Earlier today, a California appeals court upheld the state’s law that imposes permits and restrictions on the carrying of a concealed weapon in public. The Ninth Circuit Court, located in San Francisco, overruled a previous decision in “Peruta v. County of San Diego” by three members of the court that California’s requirement for citizens to show “good cause” in order to qualify for a concealed-carry permit violates the right to bear arms protected under the Second Amendment of the US Constitution.

Via the New York Times:

The 7-to-4 ruling by the United States Court of Appeals for the Ninth Circuit, in San Francisco, overturned a decision by a three-judge panel of the same court and was a setback for gun advocates. The California law requires applicants to demonstrate “good cause” for carrying a weapon, like working in a job with a security threat — a restriction sharply attacked by gun advocates as violating the Second Amendment right to bear arms.
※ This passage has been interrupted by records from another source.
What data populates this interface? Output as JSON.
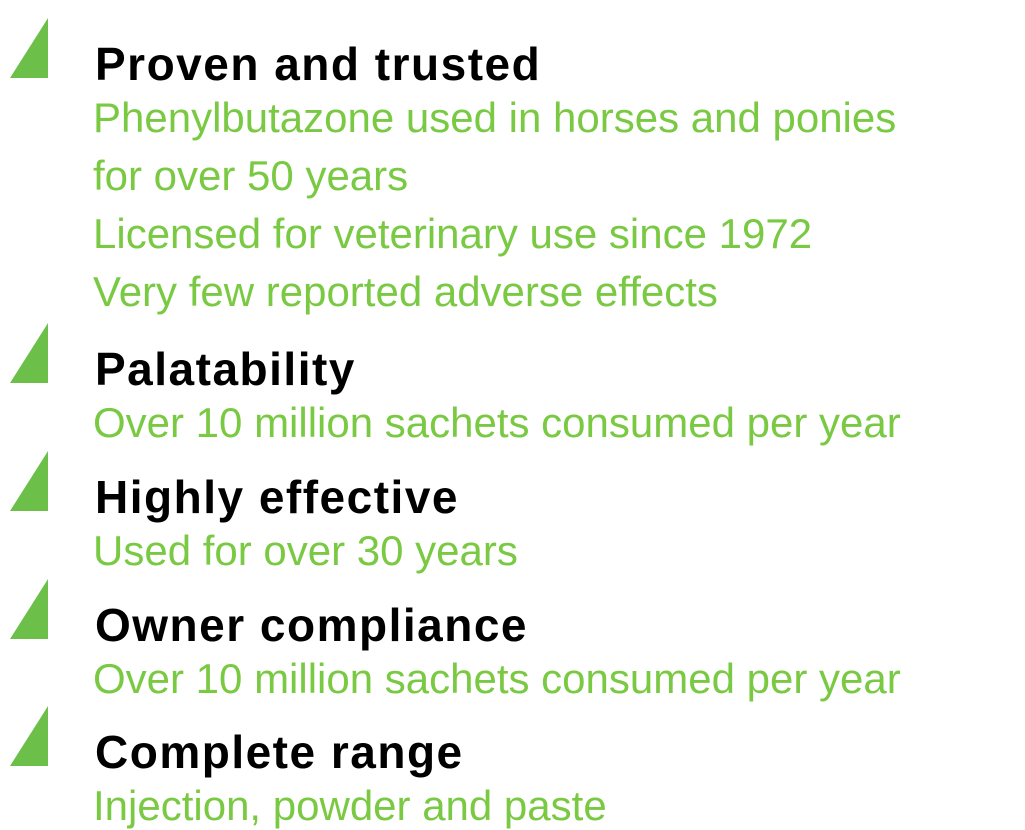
{
  "items": [
    {
      "heading": "Proven and trusted",
      "lines": [
        "Phenylbutazone used in horses and ponies",
        "for over 50 years",
        "Licensed for veterinary use since 1972",
        "Very few reported adverse effects"
      ]
    },
    {
      "heading": "Palatability",
      "lines": [
        "Over 10 million sachets consumed per year"
      ]
    },
    {
      "heading": "Highly effective",
      "lines": [
        "Used for over 30 years"
      ]
    },
    {
      "heading": "Owner compliance",
      "lines": [
        "Over 10 million sachets consumed per year"
      ]
    },
    {
      "heading": "Complete range",
      "lines": [
        "Injection, powder and paste"
      ]
    }
  ]
}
“Based on the overwhelming consensus of historical sources, we conclude that the protection of the Second Amendment — whatever the scope of that protection may be — simply does not extend to the carrying of concealed firearms in public by members of the general public,” the court said in a ruling written by Judge William A. Fletcher.

The case was brought by gun owners who were denied permits in Yolo and San Diego Counties. The plaintiffs did not immediately say whether they planned to appeal to the United States Supreme Court.

“This is a huge decision,” said Adam Winkler, a professor of constitutional law at the University of California, Los Angeles, School of Law. “This is a major victory for gun control advocates. “

Gun control advocates are hailing this as a giant win, while gun rights advocates and strict Constitutionalists are calling it a major infringement on the rights of citizens to defend themselves. In fact, this is even being characterized as one battle in the next war over the potential regulation of gun ownership and use.

Jonathan E. Lowy of the Brady Center to Prevent Gun Violence said, “Probably the most important battleground of the Second Amendment has been whether there is a right to carry guns outside the home, and if there is, to what extent can states and localities regulate that right.”